Check distribution of time_step for each time_step_idx
"""

desc_df = train.groupby("time_step_idx").describe()["time_step"]

desc_df.head()

print("min_std : ", desc_df["std"].min())
print("max_std : ", desc_df["std"].max())

fig, ax = plt.subplots(figsize=(10, 10))
desc_df[["mean", "std", "min", "25%", "50%", "75%", "max"]].plot(ax=ax)
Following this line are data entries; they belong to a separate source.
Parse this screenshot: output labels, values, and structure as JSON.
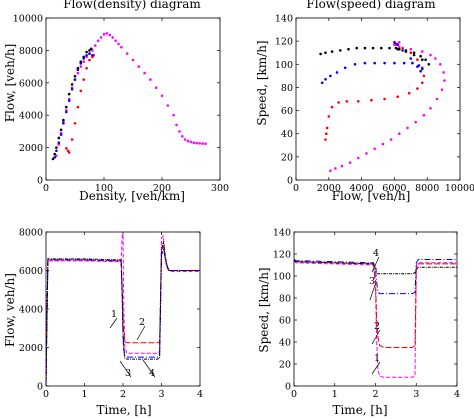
{
  "colors": {
    "1": "#ff00ff",
    "2": "#ff0000",
    "3": "#0000ff",
    "4": "#000000"
  },
  "chart_data": [
    {
      "id": "p1",
      "type": "scatter",
      "title": "Flow(density) diagram",
      "xlabel": "Density, [veh/km]",
      "ylabel": "Flow, [veh/h]",
      "xlim": [
        0,
        300
      ],
      "ylim": [
        0,
        10000
      ],
      "xticks": [
        "0",
        "100",
        "200",
        "300"
      ],
      "yticks": [
        "0",
        "2000",
        "4000",
        "6000",
        "8000",
        "10000"
      ],
      "series": [
        {
          "key": "1",
          "dashed": false,
          "marker": "dot",
          "x": [
            18,
            22,
            26,
            30,
            35,
            40,
            45,
            50,
            55,
            60,
            65,
            70,
            75,
            80,
            85,
            90,
            95,
            100,
            105,
            110,
            115,
            120,
            125,
            130,
            140,
            150,
            160,
            170,
            180,
            190,
            200,
            210,
            220,
            225,
            230,
            235,
            240,
            245,
            250,
            255,
            260,
            265,
            270,
            275
          ],
          "y": [
            1500,
            2200,
            2900,
            3600,
            4300,
            5000,
            5700,
            6200,
            6600,
            7000,
            7300,
            7600,
            7800,
            8000,
            8300,
            8600,
            8800,
            9000,
            9050,
            8950,
            8800,
            8600,
            8400,
            8200,
            7800,
            7400,
            7000,
            6600,
            6200,
            5700,
            5200,
            4600,
            4000,
            3400,
            3000,
            2700,
            2500,
            2400,
            2350,
            2300,
            2280,
            2260,
            2250,
            2240
          ]
        },
        {
          "key": "2",
          "dashed": false,
          "marker": "dot",
          "x": [
            35,
            38,
            40,
            45,
            50,
            55,
            60,
            65,
            70,
            75,
            80,
            82
          ],
          "y": [
            1950,
            1800,
            1700,
            2500,
            3500,
            4500,
            5500,
            6200,
            6900,
            7400,
            7600,
            7700
          ]
        },
        {
          "key": "3",
          "dashed": false,
          "marker": "dot",
          "x": [
            15,
            18,
            22,
            26,
            30,
            35,
            40,
            45,
            50,
            55,
            60,
            65,
            70,
            75,
            80
          ],
          "y": [
            1400,
            1800,
            2300,
            2800,
            3500,
            4200,
            4900,
            5600,
            6200,
            6800,
            7200,
            7500,
            7700,
            7800,
            7700
          ]
        },
        {
          "key": "4",
          "dashed": false,
          "marker": "dot",
          "x": [
            12,
            15,
            18,
            22,
            26,
            30,
            35,
            40,
            45,
            50,
            55,
            60,
            65,
            70,
            75,
            78
          ],
          "y": [
            1300,
            1600,
            2000,
            2600,
            3100,
            3700,
            4500,
            5300,
            5900,
            6400,
            6900,
            7300,
            7600,
            7900,
            8000,
            8100
          ]
        }
      ]
    },
    {
      "id": "p2",
      "type": "scatter",
      "title": "Flow(speed) diagram",
      "xlabel": "Flow, [veh/h]",
      "ylabel": "Speed, [km/h]",
      "xlim": [
        0,
        10000
      ],
      "ylim": [
        0,
        140
      ],
      "xticks": [
        "0",
        "2000",
        "4000",
        "6000",
        "8000",
        "10000"
      ],
      "yticks": [
        "0",
        "20",
        "40",
        "60",
        "80",
        "100",
        "120",
        "140"
      ],
      "series": [
        {
          "key": "1",
          "dashed": false,
          "marker": "dot",
          "x": [
            2100,
            2400,
            2800,
            3300,
            3800,
            4300,
            4800,
            5300,
            5800,
            6300,
            6800,
            7300,
            7800,
            8200,
            8600,
            8900,
            9050,
            9000,
            8800,
            8500,
            8200,
            7700,
            7000,
            6300,
            6000,
            6100,
            6300
          ],
          "y": [
            8,
            10,
            12,
            15,
            19,
            23,
            27,
            31,
            35,
            40,
            45,
            50,
            56,
            62,
            70,
            78,
            86,
            93,
            100,
            105,
            108,
            111,
            113,
            115,
            117,
            118,
            119
          ]
        },
        {
          "key": "2",
          "dashed": false,
          "marker": "dot",
          "x": [
            1800,
            1850,
            1900,
            2000,
            2200,
            2600,
            3100,
            3800,
            4600,
            5400,
            6200,
            6900,
            7400,
            7700,
            7800,
            7700,
            7400,
            7000,
            6500,
            6100
          ],
          "y": [
            35,
            40,
            45,
            55,
            63,
            67,
            68,
            68,
            69,
            70,
            72,
            75,
            79,
            84,
            90,
            97,
            104,
            110,
            114,
            117
          ]
        },
        {
          "key": "3",
          "dashed": false,
          "marker": "dot",
          "x": [
            1600,
            1800,
            2100,
            2500,
            3000,
            3600,
            4200,
            4800,
            5400,
            6000,
            6600,
            7100,
            7500,
            7700,
            7600,
            7400,
            7000,
            6500,
            6200,
            6000
          ],
          "y": [
            84,
            87,
            90,
            93,
            97,
            100,
            101,
            101,
            101,
            101,
            101,
            101,
            99,
            96,
            94,
            98,
            105,
            112,
            117,
            119
          ]
        },
        {
          "key": "4",
          "dashed": false,
          "marker": "dot",
          "x": [
            1500,
            1800,
            2200,
            2700,
            3200,
            3700,
            4200,
            4700,
            5200,
            5700,
            6200,
            6700,
            7200,
            7600,
            7900,
            8100,
            7700,
            7200,
            6700,
            6300,
            6100
          ],
          "y": [
            109,
            110,
            111,
            112,
            113,
            114,
            114,
            114,
            114,
            114,
            113,
            112,
            110,
            107,
            104,
            100,
            104,
            108,
            111,
            113,
            114
          ]
        }
      ]
    },
    {
      "id": "p3",
      "type": "line",
      "title": "",
      "xlabel": "Time, [h]",
      "ylabel": "Flow, veh/h]",
      "xlim": [
        0,
        4
      ],
      "ylim": [
        0,
        8000
      ],
      "xticks": [
        "0",
        "1",
        "2",
        "3",
        "4"
      ],
      "yticks": [
        "0",
        "2000",
        "4000",
        "6000",
        "8000"
      ],
      "annotations": [
        "1",
        "2",
        "3",
        "4"
      ],
      "series": [
        {
          "key": "1",
          "dashed": true,
          "x": [
            0,
            0.02,
            0.05,
            1.0,
            1.95,
            1.98,
            2.0,
            2.02,
            2.05,
            2.1,
            2.9,
            2.95,
            3.0,
            3.05,
            3.1,
            3.15,
            3.2,
            4.0
          ],
          "y": [
            0,
            3000,
            6500,
            6500,
            6450,
            7800,
            7900,
            4000,
            2000,
            1700,
            1700,
            1800,
            7700,
            7800,
            6500,
            6100,
            5950,
            5950
          ]
        },
        {
          "key": "2",
          "dashed": true,
          "x": [
            0,
            0.02,
            0.05,
            1.0,
            1.95,
            1.98,
            2.0,
            2.02,
            2.05,
            2.1,
            2.9,
            2.95,
            3.0,
            3.05,
            3.1,
            3.15,
            3.2,
            4.0
          ],
          "y": [
            0,
            3000,
            6550,
            6550,
            6500,
            5000,
            3500,
            2800,
            2300,
            2250,
            2250,
            2300,
            7000,
            7300,
            6600,
            6200,
            6000,
            6000
          ]
        },
        {
          "key": "3",
          "dashed": true,
          "x": [
            0,
            0.02,
            0.05,
            1.0,
            1.95,
            1.98,
            2.0,
            2.02,
            2.05,
            2.1,
            2.9,
            2.95,
            3.0,
            3.05,
            3.1,
            3.15,
            3.2,
            4.0
          ],
          "y": [
            0,
            3000,
            6550,
            6550,
            6500,
            5000,
            3000,
            2000,
            1550,
            1500,
            1500,
            1550,
            6800,
            7100,
            6600,
            6200,
            6000,
            6000
          ]
        },
        {
          "key": "4",
          "dashed": true,
          "x": [
            0,
            0.02,
            0.05,
            1.0,
            1.95,
            1.98,
            2.0,
            2.02,
            2.05,
            2.1,
            2.9,
            2.95,
            3.0,
            3.05,
            3.1,
            3.15,
            3.2,
            4.0
          ],
          "y": [
            0,
            3000,
            6600,
            6600,
            6550,
            4500,
            2500,
            1800,
            1450,
            1400,
            1400,
            1450,
            7100,
            7500,
            6700,
            6200,
            6000,
            6000
          ]
        }
      ]
    },
    {
      "id": "p4",
      "type": "line",
      "title": "",
      "xlabel": "Time, [h]",
      "ylabel": "Speed, [km/h]",
      "xlim": [
        0,
        4
      ],
      "ylim": [
        0,
        140
      ],
      "xticks": [
        "0",
        "1",
        "2",
        "3",
        "4"
      ],
      "yticks": [
        "0",
        "20",
        "40",
        "60",
        "80",
        "100",
        "120",
        "140"
      ],
      "annotations": [
        "4",
        "3",
        "2",
        "1"
      ],
      "series": [
        {
          "key": "1",
          "dashed": true,
          "x": [
            0,
            0.05,
            1.0,
            1.95,
            2.0,
            2.03,
            2.06,
            2.1,
            2.2,
            2.9,
            2.97,
            3.0,
            3.05,
            4.0
          ],
          "y": [
            113,
            112,
            111,
            110,
            90,
            40,
            15,
            9,
            8,
            8,
            9,
            110,
            112,
            112
          ]
        },
        {
          "key": "2",
          "dashed": true,
          "x": [
            0,
            0.05,
            1.0,
            1.95,
            2.0,
            2.03,
            2.06,
            2.1,
            2.2,
            2.9,
            2.97,
            3.0,
            3.05,
            4.0
          ],
          "y": [
            114,
            113,
            112,
            111,
            95,
            60,
            45,
            37,
            35,
            35,
            37,
            108,
            111,
            111
          ]
        },
        {
          "key": "3",
          "dashed": true,
          "x": [
            0,
            0.05,
            1.0,
            1.95,
            2.0,
            2.03,
            2.06,
            2.1,
            2.2,
            2.9,
            2.97,
            3.0,
            3.05,
            4.0
          ],
          "y": [
            115,
            114,
            113,
            112,
            106,
            94,
            86,
            84,
            84,
            84,
            85,
            112,
            115,
            115
          ]
        },
        {
          "key": "4",
          "dashed": true,
          "x": [
            0,
            0.05,
            1.0,
            1.95,
            2.0,
            2.03,
            2.06,
            2.1,
            2.2,
            2.9,
            2.97,
            3.0,
            3.05,
            4.0
          ],
          "y": [
            114,
            113,
            112,
            111,
            108,
            104,
            102,
            102,
            102,
            102,
            103,
            106,
            108,
            108
          ]
        }
      ]
    }
  ]
}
ax.set_title("Statistic value of time_step and time_step_idx")
ax.set_xlabel("time_step_idx")
ax.set_ylabel("time_step")

plt.show()
plt.close()

### Time_step_idx vs pressure

In [None]:
fig, ax = plt.subplots(figsize=(18, 6))
sns.lineplot(
    x="time_step_idx"
    , y="pressure"
    , hue="u_out"
    , err_style="bars"
    , data=train
    , ax=ax
)

plt.show()
plt.close()

## About time_step = 0

In [None]:
time_step0_df = train.query("time_step == 0")
time_step0_df["hue"] ="R" + time_step0_df["R"].astype(str) + ":C" + time_step0_df["C"].astype(str)

In [None]:
fig, ax = plt.subplots(figsize=(12, 8))

ax.hist(time_step0_df["pressure"], bins=20,  alpha=0.4, label="time_step=0")
ax.set_xlabel("Pressure")

ax_all = ax.twinx()
ax_all.hist(train["pressure"], bins=20, color="darkorange", alpha=0.4, label="All")

fig.legend()

plt.show()
plt.close()

In [None]:
fig, ax = plt.subplots(1, 1, figsize=(12, 6))

sns.scatterplot(
    x = "u_in"
    , y="pressure"
    , hue="hue"
    , data=time_step0_df
    , ax=ax
)

ax.set_title("u_in vs pressure")

plt.show()
plt.close()

Records of R is 50 and R is 10 are low pressure.